2. Standardization vs. Customization
Standardization
The cloud data platform should help data teams standardize datasets, data pipelines, and consumption patterns to make data management more efficient. It helps standardize data by performing transformation tasks—for example, joining tables, filtering out unneeded data, converting file formats, or tagging semi/unstructured data. It helps standardize pipelines by automating the configuration, executing, and monitoring of ETL commands, transformation (T) in particular. In addition, the cloud data platform helps create standard consumption patterns, using application programming interfaces (APIs) to deliver data to the BI tools, AI/ML models, and applications that consume them. In these ways, data teams get standard artifacts they can use, adapt, and reuse as they scale the business.
Customization
However, the cloud data platform also needs to support customization. Expert data teams need to ingest and transform new datasets to address new use cases that the business demands. The cloud data platform must support custom-scripted pipelines that address these new use cases, and deliver data for consumption by custom models or applications. To ensure they get this, data teams should select a cloud data platform that supports various programming languages, as well as development frameworks that help build, test, revise, deploy, and rollback different versions of pipeline code. They also need to maintain open access to the best of breed ecosystem.

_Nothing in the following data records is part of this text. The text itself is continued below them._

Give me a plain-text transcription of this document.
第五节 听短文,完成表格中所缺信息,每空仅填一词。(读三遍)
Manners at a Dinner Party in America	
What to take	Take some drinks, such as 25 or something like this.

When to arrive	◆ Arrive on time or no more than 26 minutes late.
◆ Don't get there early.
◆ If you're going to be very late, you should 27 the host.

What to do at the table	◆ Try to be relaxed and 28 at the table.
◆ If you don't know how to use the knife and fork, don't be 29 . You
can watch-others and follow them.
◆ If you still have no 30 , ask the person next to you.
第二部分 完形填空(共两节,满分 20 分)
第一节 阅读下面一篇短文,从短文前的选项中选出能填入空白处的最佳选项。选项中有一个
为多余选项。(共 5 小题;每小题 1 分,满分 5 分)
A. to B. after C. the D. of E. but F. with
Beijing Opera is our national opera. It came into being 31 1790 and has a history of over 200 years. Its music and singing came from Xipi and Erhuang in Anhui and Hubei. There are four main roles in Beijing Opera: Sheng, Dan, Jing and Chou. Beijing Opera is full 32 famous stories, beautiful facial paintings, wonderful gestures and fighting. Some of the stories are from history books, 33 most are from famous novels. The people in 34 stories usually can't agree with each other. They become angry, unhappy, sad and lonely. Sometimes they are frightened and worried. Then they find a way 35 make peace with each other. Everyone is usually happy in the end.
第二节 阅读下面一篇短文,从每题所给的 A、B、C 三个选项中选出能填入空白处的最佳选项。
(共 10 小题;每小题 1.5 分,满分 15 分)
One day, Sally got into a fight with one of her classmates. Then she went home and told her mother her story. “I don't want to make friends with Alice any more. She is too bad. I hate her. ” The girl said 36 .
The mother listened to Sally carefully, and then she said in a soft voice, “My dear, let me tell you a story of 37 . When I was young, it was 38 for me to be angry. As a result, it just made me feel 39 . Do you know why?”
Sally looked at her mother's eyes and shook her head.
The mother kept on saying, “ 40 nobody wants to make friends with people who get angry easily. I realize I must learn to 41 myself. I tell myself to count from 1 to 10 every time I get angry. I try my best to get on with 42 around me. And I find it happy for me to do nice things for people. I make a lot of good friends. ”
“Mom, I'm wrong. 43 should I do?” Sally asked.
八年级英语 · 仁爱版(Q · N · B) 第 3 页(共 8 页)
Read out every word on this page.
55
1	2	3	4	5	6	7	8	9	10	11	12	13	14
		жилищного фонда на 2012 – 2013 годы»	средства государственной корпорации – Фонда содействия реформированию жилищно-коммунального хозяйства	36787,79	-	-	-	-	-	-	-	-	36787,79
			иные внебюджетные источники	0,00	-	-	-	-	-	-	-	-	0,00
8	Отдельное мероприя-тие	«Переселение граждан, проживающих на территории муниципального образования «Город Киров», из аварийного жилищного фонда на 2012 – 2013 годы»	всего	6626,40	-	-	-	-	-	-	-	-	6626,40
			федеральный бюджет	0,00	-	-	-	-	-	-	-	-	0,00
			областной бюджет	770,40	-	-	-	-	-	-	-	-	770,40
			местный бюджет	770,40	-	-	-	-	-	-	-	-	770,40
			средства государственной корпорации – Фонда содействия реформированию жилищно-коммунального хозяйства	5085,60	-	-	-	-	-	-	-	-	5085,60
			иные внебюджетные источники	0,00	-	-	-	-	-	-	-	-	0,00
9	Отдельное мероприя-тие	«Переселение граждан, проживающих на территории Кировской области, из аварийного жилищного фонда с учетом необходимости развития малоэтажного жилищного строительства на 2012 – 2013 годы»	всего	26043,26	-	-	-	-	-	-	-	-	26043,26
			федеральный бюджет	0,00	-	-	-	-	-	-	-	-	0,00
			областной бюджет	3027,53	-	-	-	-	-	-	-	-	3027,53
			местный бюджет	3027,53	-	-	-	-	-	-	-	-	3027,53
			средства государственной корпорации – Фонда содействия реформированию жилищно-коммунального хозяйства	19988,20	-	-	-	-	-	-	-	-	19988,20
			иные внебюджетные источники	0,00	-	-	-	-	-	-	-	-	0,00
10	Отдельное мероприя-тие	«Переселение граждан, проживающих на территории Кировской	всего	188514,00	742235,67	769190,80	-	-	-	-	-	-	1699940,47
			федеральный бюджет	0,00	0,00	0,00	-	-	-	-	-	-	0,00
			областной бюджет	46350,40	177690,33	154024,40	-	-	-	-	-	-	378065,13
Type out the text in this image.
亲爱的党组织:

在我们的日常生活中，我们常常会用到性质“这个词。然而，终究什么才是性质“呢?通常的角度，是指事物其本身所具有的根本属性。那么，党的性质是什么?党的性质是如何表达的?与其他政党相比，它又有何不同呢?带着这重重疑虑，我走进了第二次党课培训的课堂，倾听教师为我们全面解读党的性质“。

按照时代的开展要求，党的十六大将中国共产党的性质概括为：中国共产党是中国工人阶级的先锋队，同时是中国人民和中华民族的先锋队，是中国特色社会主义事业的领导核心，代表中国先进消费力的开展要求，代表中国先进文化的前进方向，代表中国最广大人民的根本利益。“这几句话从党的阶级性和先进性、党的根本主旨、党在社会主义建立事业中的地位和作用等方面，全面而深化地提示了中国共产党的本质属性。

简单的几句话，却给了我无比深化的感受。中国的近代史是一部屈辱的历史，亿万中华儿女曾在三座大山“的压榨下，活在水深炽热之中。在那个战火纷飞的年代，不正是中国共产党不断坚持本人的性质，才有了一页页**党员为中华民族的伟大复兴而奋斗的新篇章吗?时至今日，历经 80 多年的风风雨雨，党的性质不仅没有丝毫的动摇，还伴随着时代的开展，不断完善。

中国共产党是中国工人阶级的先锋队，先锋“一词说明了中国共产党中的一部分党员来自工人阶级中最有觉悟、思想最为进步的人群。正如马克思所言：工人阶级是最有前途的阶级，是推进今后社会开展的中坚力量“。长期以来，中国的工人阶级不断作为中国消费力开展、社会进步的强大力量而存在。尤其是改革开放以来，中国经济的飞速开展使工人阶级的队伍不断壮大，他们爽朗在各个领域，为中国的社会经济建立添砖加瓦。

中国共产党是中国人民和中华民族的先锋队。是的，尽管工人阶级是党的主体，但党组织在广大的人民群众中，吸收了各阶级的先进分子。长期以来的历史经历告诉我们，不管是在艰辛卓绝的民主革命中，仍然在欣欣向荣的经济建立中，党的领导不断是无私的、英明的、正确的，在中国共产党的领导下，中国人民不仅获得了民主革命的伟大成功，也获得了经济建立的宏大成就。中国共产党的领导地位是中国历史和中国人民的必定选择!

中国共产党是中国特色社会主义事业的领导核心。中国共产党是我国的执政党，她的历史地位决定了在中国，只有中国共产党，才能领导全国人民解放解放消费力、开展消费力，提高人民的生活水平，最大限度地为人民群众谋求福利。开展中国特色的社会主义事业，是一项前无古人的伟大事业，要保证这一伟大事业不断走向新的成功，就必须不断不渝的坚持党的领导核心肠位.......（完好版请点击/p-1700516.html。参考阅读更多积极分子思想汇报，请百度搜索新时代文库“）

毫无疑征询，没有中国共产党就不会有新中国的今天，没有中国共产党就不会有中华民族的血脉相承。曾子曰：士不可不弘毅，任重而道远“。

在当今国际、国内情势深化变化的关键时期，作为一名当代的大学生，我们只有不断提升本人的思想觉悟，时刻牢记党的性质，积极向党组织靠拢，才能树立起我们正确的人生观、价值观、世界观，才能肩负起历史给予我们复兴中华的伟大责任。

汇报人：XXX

The cloud data platform helps data teams create standard artifacts they can use, adapt, and reuse. It also helps experts customize to address new use cases.
3. Stability vs. Agility
Stability
The cloud data platform needs to help data teams maintain stability. They must meet their service level agreements (SLAs), support chargeback, and ensure compliance. It should make it easy for cloud operations (CloudOps) engineers to configure virtualized cloud resources; monitor performance and capacity utilization; and spot and remediate issues. The cloud data platform also can expose its workings—in the form of logs, traces, metrics, and alerts—to observability tools that monitor and optimize performance across heterogeneous environments. By stabilizing workloads in these ways, the cloud data platform makes workloads more predictable and lower risk.
Agility
However, the cloud data platform still needs to help data teams stay agile. They need to help the business address urgent market demands, innovate, and release competitive enhancements. Data scientists might need to spin up a sandbox to explore new data, train a new ML model on that data, and deploy that model into production. Developers might need to build, test, and release—then monitor and revise—a new data-driven application that operationalizes the ML model’s outputs. Data teams should select a cloud data platform that supports fast actions and iterations like these.
So, what does this look like in practice? Shell offers an instructive case study. Shell uses the Databricks Lakehouse platform to integrate data management tasks and support a variety of standard BI and custom data science use cases. Their data scientists use best of breed tools to devise agile, custom models that predict inventory levels across the supply chain and recommend purchases to customers. Shell maintains stability while supporting agile projects to compete.
Cloud data platforms will continue to evolve and absorb functionality. As they do, data teams should evaluate and select those that strike the right balance–and keep them from toppling into the dirt.